Re: md RAID with enterprise-class SATA or SAS drives

Daniel Pocock <daniel@xxxxxxxxxxxxx> · Thu, 10 May 2012 18:42:13 +0000

On 10/05/12 16:04, Phil Turmel wrote:
> On 05/10/2012 11:26 AM, Marcus Sorensen wrote:
>> On Thu, May 10, 2012 at 7:51 AM, Phil Turmel <philip@xxxxxxxxxx> wrote:
> 
> [trim /]
> 
>>> Here is where Marcus and I part ways.  A very common report I see on
>>> this mailing list is people who have lost arrays where the drives all
>>> appear to be healthy.  Given the large size of today's hard drives,
>>> even healthy drives will occasionally have an unrecoverable read error.
>>>
>>> When this happens in a raid array with a desktop drive without SCTERC,
>>> the driver times out and reports an error to MD.  MD proceeds to
>>> reconstruct the missing data and tries to write it back to the bad
>>> sector.  However, that drive is still trying to read the bad sector and
>>> ignores the controller.  The write is immediately rejected.  BOOM!  The
>>> *write* error ejects that member from the array.  And you are now
>>> degraded.
>>>
>>> If you don't notice the degraded array right away, you probably won't
>>> notice until a URE on another drive pops up.  Once that happens, you
>>> can't complete a resync to revive the array.
>>>
>>> Running a "check" or "repair" on an array without TLER will have the
>>> opposite of the intended effect: any URE will kick a drive out instead
>>> of fixing it.
>>>
>>> In the same scenario with an enterprise drive, or a drive with SCTERC
>>> turned on, the drive read times out before the controller driver, the
>>> controller never resets the link to the drive, and the followup write
>>> succeeds.  (The sector is either successfully corrected in place, or
>>> it is relocated by the drive.)  No BOOM.
>>>
>>
>> Agreed. In the past there has been some debate about this. I think it
>> comes down to your use case, the data involved and what you expect.
>> TLER/ERC can generally make your array more durable to minor hiccups,
>> and is likely preferred if you can stomach the cost, at the potential
>> risk that I described.  If the failure is a simple one-off read
>> failure, then Phil's scenario is very likely. If the drive is really
>> going bad (say hitting max_read_errors), then the disk won't try very
>> hard to recover your data, at which point you have to hope the other
>> drive doesn't have even a minor read error when rebuilding, because it
>> also will not try very hard. In the end it's up to you what behavior
>> you want.
> 
> Well, I approach this from the assumption that the normal condition
> of a production RAID array is *non-degraded*.  You don't want isolated
> read errors to hold up your application when the data can be quickly
> reconstructed from the redundancy.  And you certainly don't want
> transient errors to kick drives out of the array.
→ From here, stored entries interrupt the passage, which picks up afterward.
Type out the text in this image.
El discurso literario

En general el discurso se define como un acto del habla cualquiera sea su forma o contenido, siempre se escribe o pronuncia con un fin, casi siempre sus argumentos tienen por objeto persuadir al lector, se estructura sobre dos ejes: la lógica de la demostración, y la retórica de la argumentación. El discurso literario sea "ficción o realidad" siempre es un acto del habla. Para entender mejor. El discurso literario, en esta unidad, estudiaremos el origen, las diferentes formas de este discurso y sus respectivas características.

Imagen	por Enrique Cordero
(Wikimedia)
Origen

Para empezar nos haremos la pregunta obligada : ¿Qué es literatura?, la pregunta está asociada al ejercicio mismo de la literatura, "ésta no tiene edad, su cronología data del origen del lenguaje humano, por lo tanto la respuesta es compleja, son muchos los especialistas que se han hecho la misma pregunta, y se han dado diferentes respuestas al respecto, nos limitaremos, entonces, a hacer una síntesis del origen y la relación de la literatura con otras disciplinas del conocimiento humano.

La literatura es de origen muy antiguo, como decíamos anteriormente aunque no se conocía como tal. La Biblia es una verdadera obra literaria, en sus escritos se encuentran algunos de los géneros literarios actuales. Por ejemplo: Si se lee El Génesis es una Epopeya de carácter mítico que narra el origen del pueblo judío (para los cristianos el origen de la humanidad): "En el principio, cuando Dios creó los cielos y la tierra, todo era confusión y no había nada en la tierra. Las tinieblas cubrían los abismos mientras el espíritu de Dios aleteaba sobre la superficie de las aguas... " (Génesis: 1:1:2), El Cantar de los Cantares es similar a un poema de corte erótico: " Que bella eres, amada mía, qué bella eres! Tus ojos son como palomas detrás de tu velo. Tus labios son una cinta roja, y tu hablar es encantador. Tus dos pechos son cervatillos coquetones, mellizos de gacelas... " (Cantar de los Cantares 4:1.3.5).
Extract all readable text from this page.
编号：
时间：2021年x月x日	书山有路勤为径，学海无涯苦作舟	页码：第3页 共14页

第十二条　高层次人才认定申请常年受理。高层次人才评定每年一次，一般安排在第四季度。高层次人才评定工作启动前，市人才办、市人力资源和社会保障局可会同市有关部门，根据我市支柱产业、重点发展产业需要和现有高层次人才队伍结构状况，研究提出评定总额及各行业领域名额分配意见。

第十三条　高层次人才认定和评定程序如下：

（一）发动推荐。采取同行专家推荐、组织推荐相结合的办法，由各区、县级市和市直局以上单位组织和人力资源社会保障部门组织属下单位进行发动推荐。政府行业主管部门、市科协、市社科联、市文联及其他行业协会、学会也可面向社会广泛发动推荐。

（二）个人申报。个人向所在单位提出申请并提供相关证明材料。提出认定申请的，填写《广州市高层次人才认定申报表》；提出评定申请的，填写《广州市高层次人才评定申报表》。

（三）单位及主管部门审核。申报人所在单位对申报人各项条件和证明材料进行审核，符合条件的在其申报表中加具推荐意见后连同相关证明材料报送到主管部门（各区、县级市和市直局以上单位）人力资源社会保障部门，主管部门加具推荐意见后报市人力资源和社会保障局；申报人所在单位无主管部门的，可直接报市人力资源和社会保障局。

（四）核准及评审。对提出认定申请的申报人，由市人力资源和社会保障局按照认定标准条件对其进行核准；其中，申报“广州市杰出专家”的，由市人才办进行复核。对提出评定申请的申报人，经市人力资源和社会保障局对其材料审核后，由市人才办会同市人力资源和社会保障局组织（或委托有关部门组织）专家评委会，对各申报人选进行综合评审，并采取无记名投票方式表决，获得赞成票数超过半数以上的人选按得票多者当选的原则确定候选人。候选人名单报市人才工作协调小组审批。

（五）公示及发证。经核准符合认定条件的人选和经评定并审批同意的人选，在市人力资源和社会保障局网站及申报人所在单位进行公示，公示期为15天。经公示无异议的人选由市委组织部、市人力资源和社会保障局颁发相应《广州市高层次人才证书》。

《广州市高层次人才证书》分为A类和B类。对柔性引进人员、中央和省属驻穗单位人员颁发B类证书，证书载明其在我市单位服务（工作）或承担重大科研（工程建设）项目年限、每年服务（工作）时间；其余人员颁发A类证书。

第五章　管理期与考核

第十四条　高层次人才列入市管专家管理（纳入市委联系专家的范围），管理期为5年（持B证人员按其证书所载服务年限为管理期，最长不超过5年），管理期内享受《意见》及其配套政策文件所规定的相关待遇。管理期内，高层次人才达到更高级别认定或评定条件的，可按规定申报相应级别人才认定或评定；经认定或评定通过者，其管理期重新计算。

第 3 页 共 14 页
I think you have to look at the average user's perspective: even most IT
people don't want to know everything about what goes on in their drives.
 They just expect stuff to work in a manner they consider `sensible'.
There is an expectation that if you have RAID you have more safety than
without RAID.  The idea that a whole array can go down because of
different sectors failing in each drive seems to violate that expectation.

> Coordinating the drive and the controller timeouts is the *only* way
> to avoid the URE kickout scenario.

I really think that is something that needs consideration, as a minimum,
should md log a warning message if SCTERC is not supported and
configured in a satisfactory way?

> Changing TLER/ERC when an array becomes degraded for a real hardware
> failure is a useful idea. I think I'll look at scripting that.

Ok, so I bought an enterprise grade drive, the WD RE4 (2TB) and I'm
about to add it in place of the drive that failed.

I did a quick check with smartctl:

# smartctl -a /dev/sdb -l scterc
....
SCT Error Recovery Control:
           Read:     70 (7.0 seconds)
          Write:     70 (7.0 seconds)

so the TLER feature appears to be there.  I haven't tried changing it.

For my old Barracuda 7200.12 that is still working, I see this:

SCT Error Recovery Control:
           Read: Disabled
          Write: Disabled

and a diff between the full output for both drives reveals the following:

-SCT capabilities:             (0x103f) SCT Status supported.
+SCT capabilities:             (0x303f) SCT Status supported.
                                        SCT Error Recovery Control
supported.
                                        SCT Feature Control supported.
                                        SCT Data Table supported.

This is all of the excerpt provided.